Lange Zeit blieben jedoch die wahren Konsequenzen dieses Modells fraglich.
Mit besseren mathematischen Methoden konnten Dr. Jean-Luc Lehners,
Forschungsgruppenleiter "Theoretische Kosmologie" am AEI, und seine Kollegen Job
Feldbrugge und Neil Turok vom Perimeter Institute in Kanada jetzt diese 35 Jahre
alte These präzise definieren und damit auch die Folgen berechnen. Dabei stellte
sich heraus, dass die Alternative zum Urknall keine ist: Heisenbergs
Unschärferelation hat zur Folge, dass sich in diesem Modell nicht nur ganz
gleichmäßige Universen aus dem Nichts bilden können, sondern auch sehr
unregelmäßige.
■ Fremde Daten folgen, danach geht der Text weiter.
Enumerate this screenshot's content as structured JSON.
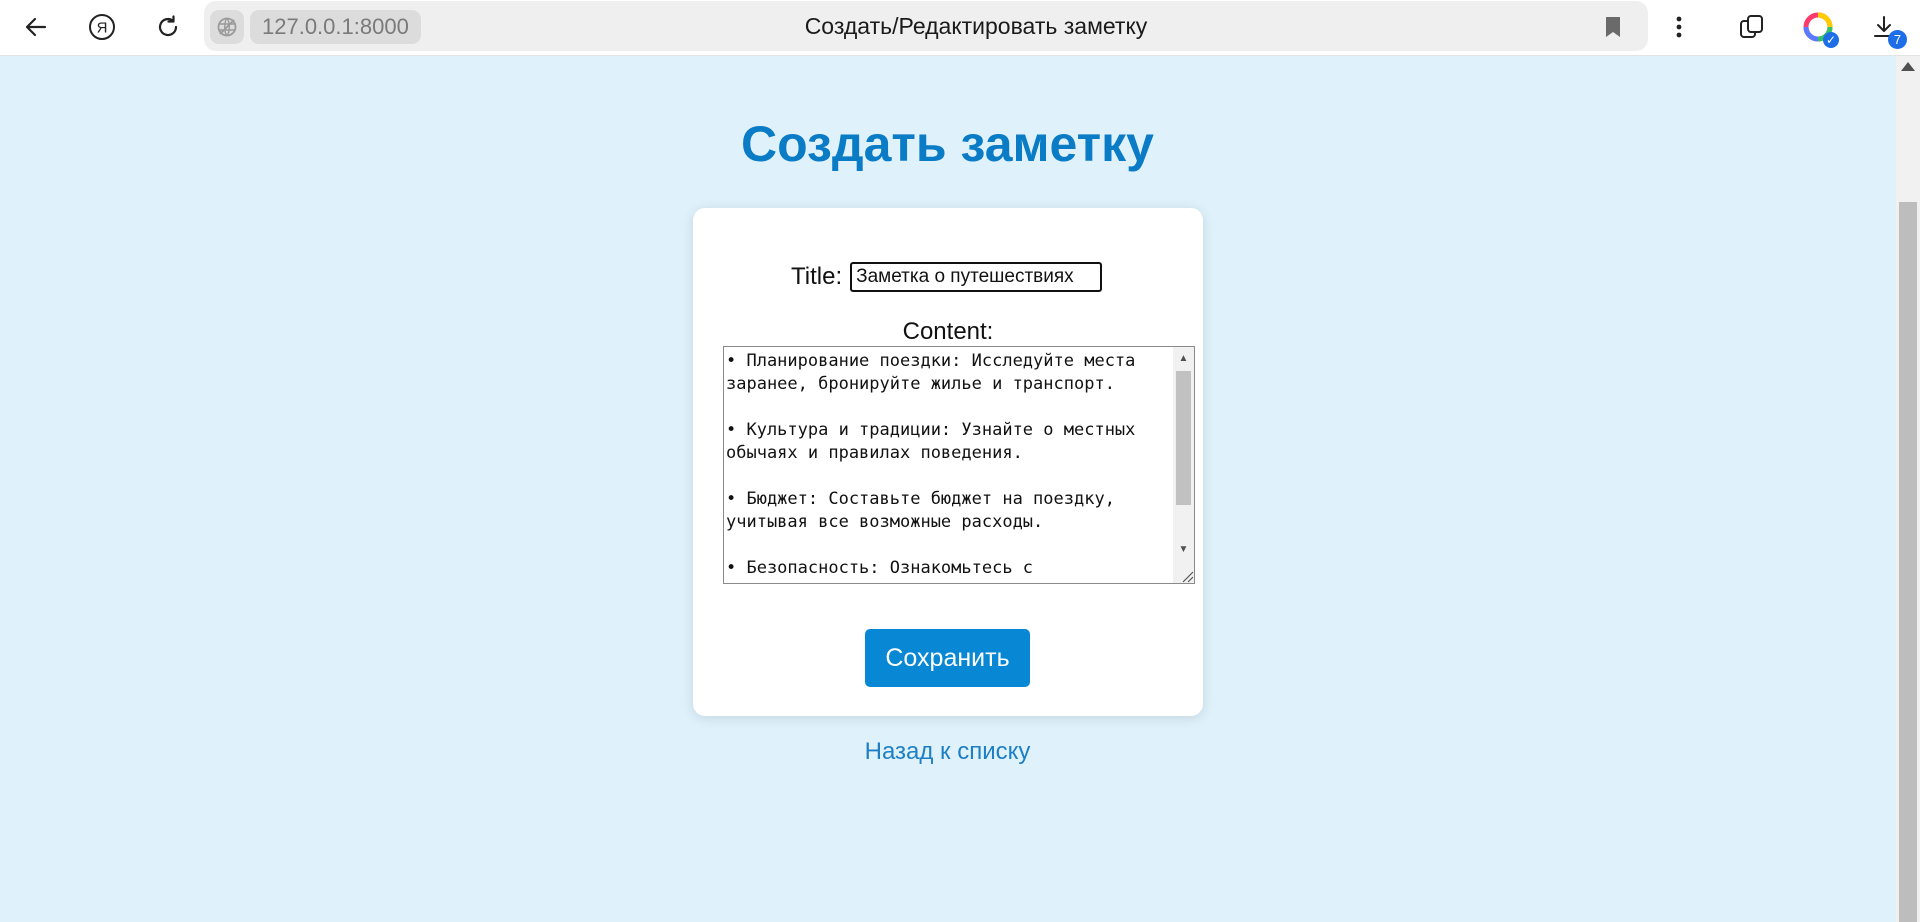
{
  "browser": {
    "url": "127.0.0.1:8000",
    "tab_title": "Создать/Редактировать заметку",
    "downloads_count": "7",
    "icons": {
      "back": "back-arrow-icon",
      "yandex": "yandex-logo-icon",
      "reload": "reload-icon",
      "site_info": "globe-icon",
      "bookmark": "bookmark-icon",
      "menu": "more-vertical-icon",
      "tabs": "tabs-icon",
      "alice": "alice-icon",
      "downloads": "download-icon"
    }
  },
  "page": {
    "heading": "Создать заметку",
    "title_label": "Title:",
    "title_value": "Заметка о путешествиях",
    "content_label": "Content:",
    "content_value": "• Планирование поездки: Исследуйте места заранее, бронируйте жилье и транспорт.\n\n• Культура и традиции: Узнайте о местных обычаях и правилах поведения.\n\n• Бюджет: Составьте бюджет на поездку, учитывая все возможные расходы.\n\n• Безопасность: Ознакомьтесь с",
    "save_label": "Сохранить",
    "back_link": "Назад к списку"
  },
  "colors": {
    "page_background": "#dff2fc",
    "heading": "#0a7bc5",
    "button": "#0787d4",
    "link": "#1e7fc4"
  }
}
Die unregelmäßigen Universen treten dabei mit viel größerer
Wahrscheinlichkeit auf, ja: je chaotischer die entstehenden Universen sind,
desto wahrscheinlicher sind sie.
"Die Theorie vom 'Universum ohne Rand' sagt demnach kein großes Universum,
wie das in dem wir leben, vorher, sondern lauter kleine Universen, die sofort
wieder wegen der starken Krümmung zusammenstürzen würden", sagt Lehners. Man
kann den Urknall demnach nicht so einfach umgehen. Lehners und seine Kollegen
konzentrieren sich jetzt auf die Frage, welcher Mechanismus die wilden
Quantenfluktuationen unter extremsten Bedingungen in Schach gehalten hat, so
dass sich unser großes stabiles Universum entwickeln konnte.
Über ihre Untersuchungen berichten die Wissenschaftler in zwei Fachartikeln.
Einer ist im Physical Review D erschienen.